This is optional, and only needed if you want to download your own model and convert it to TorchScript
format. If you just want to use existing model I already converted, check this section.
Install Miniconda or Miniforge (mamba).
mamba create -n embedder python=3.11
mamba activate embedder
mamba install torchserve torch-model-archiver torch-workflow-archiver -c pytorch
pip3 install torch torchvision torchaudio
You can replace bge-m3 with any huggingface model you want to use.
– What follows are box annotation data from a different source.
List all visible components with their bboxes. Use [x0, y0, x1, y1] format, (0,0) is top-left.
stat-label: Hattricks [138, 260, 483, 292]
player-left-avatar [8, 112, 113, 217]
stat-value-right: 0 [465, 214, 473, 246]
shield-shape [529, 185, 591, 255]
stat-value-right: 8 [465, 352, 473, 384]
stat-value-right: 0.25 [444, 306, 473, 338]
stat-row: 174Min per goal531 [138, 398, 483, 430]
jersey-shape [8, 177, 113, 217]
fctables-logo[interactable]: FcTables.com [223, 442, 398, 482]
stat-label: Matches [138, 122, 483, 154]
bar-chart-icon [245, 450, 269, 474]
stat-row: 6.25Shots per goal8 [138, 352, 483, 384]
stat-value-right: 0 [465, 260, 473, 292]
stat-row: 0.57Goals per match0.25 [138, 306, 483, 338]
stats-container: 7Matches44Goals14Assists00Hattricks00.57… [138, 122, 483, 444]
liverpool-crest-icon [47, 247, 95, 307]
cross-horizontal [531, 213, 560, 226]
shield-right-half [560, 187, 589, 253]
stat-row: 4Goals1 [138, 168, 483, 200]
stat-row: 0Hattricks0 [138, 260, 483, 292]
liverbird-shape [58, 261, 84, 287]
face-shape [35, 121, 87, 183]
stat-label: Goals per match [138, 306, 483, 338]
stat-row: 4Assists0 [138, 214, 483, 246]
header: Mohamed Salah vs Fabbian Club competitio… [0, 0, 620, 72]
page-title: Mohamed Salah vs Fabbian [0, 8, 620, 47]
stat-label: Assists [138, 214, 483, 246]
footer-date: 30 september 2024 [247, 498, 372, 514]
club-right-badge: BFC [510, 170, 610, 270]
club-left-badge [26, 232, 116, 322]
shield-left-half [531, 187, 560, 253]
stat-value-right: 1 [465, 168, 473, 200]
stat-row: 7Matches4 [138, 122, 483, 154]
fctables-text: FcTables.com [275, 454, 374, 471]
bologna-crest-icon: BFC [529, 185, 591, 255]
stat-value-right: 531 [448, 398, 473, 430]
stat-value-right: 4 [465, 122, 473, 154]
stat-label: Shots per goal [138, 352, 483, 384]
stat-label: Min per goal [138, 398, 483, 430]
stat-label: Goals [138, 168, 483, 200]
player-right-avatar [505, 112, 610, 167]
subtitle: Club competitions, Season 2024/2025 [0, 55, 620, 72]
You should also modify src/inference/embed_handler.py
to adapt the particular model you are hosting.
mkdir models
cd models
# Example: download baai/bge-m3
git lfs install
git clone https://huggingface.co/BAAI/bge-m3
# model will be saved to models/bge-m3
This script will convert the Pytorch model you downloaded at models/bge-m3
into a TorchScript
format for serving.
scripts/create_torch_serve_archive.sh
This will pack the TorchScript
model into a docker image.
docker build -t ghcr.io/xingyaoww/torchserve-embedder:0.10.0-gpu-bge-m3 .
If you just want to use bge-m3
and don't want to manually build it, you can download the image i've built:
docker pull ghcr.io/xingyaoww/torchserve-embedder:0.10.0-gpu-bge-m3
# If only want to expose GPU 0
docker run -it --rm --gpus '"device=0"' -p 8080:8080 ghcr.io/xingyaoww/torchserve-embedder:0.10.0-gpu-bge-m3
You can get the embedding of any sentence by sending over RESTful request.
curl --location 'http://127.0.0.1:8080/predictions/model' \
--header 'Content-Type: application/json' \
--data '{
"input": ["how are you?", "who are you?"]
}'
If you see something like the followings, it means your embedding deployment is successful!
[
[
-0.004832866135984659,
0.027840038761496544,
-0.04115190729498863,
-0.038011349737644196,
0.00468627642840147,
-0.07148568332195282,
0.024210147559642792,
-0.0008565349853597581,
0.027191104367375374,
-0.002336308127269149,
-0.01824376732110977,
0.029580133035779,
...
],
[
...
]
]
Start qdrant instance.
docker pull qdrant/qdrant
mkdir -p data/qdrant/data
mkdir -p data/qdrant/snapshots
docker run -p 6333:6333 \
-v $(pwd)/data/qdrant/data:/qdrant/storage \
-v $(pwd)/data/qdrant/snapshots:/qdrant/snapshots \
qdrant/qdrant
Access qdrant instance in Python:
pip install qdrant-client
Check scripts/notebooks/encode_large_scale_data.ipynb
for an example of how to encode large-scale dataset into qdrant for query and evaluation.